Disney’s $1B Investment In OpenAI DOA As Sam Altman Pulls Sora Plug: “The Deal Is Not Moving Forward”

3 min read Original article ↗

Disney‘s much heralded $1 billion investment in OpenAI is over as the Sam Altman-led tech giant said Tuesday that it will be shuttering its stand-alone Sora text-to-video app.

“The deal is not moving forward,” a Disney insider told Deadline of the agreement then-House of Mouse CEO Bob Iger reached last year with Altman.

Even though Disney unveiled its investment the IPO-inclined OpenAI in December, it appears no actual money changed hands as the deal was never finalized, I hear. Having said that, it looks dicey that the AI startup will continue to have access to license 250 Disney characters, for which they were set to pay the Burbank-based media giant.

RELATED: Read All Of Deadline ‘Rendering’ Columns ON The Business Of AI

Right now, as the increasingly consumer-facing OpenAI looks to move to a mega-app, Sora is still functioning — and with Disney characters available. As you can see in this Wall Street-based Captain America short I just created on Sora:

The big-bucks injection late last year from Disney looked to reset the IP battle between artificial intelligence and Hollywood by permitting iconic characters from Frozen, Star Wars and the Marvel multiverse to be used on the generative AI video app. The three-year deal with OpenAI was supposed to make the leap to hyperspace this spring, Iger and other Disney brass boasted on a February earnings call.

Today, that all went in the digital trash when OpenAI said it was pulling the plug on Sora.

“We’re saying goodbye to Sora,” the company declared online.

“To everyone who created with Sora, shared it, and built community around it: thank you,” OpenAI added, reducing its so-called game changer to “What you made with Sora mattered, and we know this news is disappointing. We’ll share more soon, including timelines for the app and API and details on preserving your work.”
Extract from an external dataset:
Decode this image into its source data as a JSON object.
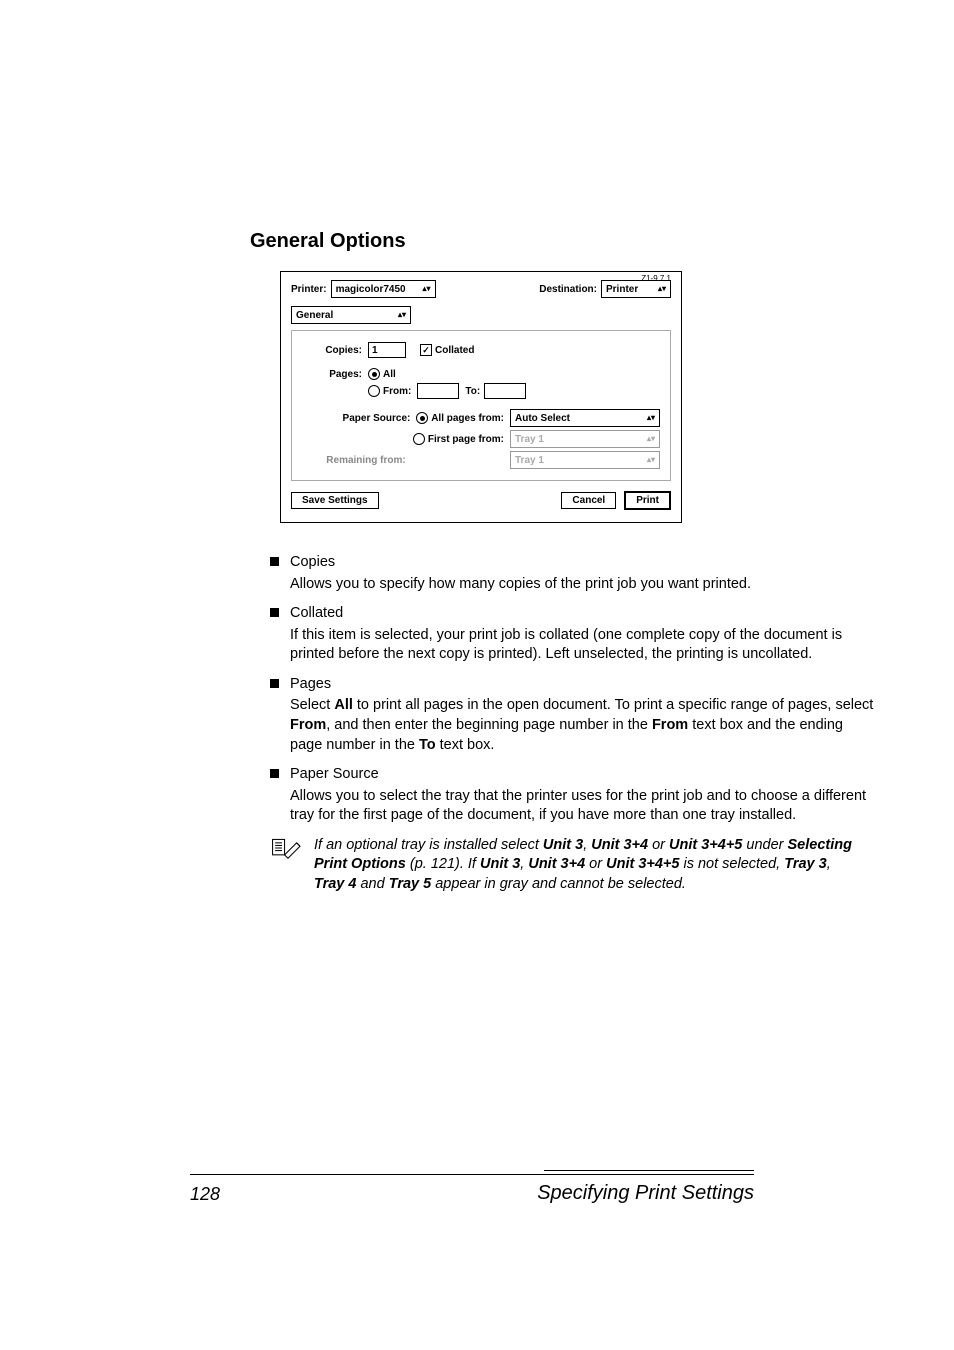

We’re saying goodbye to Sora. To everyone who created with Sora, shared it, and built community around it: thank you. What you made with Sora mattered, and we know this news is disappointing.

We’ll share more soon, including timelines for the app and API and details on…

— Sora (@soraofficialapp) March 24, 2026

Officially, the now Josh D’Amaro-run Disney today took a turn-the-other-cheek approach to the Sora news.

“As the nascent AI field advances rapidly, we respect OpenAI’s decision to exit the video generation business and to shift its priorities elsewhere,” a company spokesperson said after OpenAI dropped its news. “We appreciate the constructive collaboration between our teams and what we learned from it, and we will continue to engage with AI platforms to find new ways to meet fans where they are while responsibly embracing new technologies that respect IP and the rights of creators.”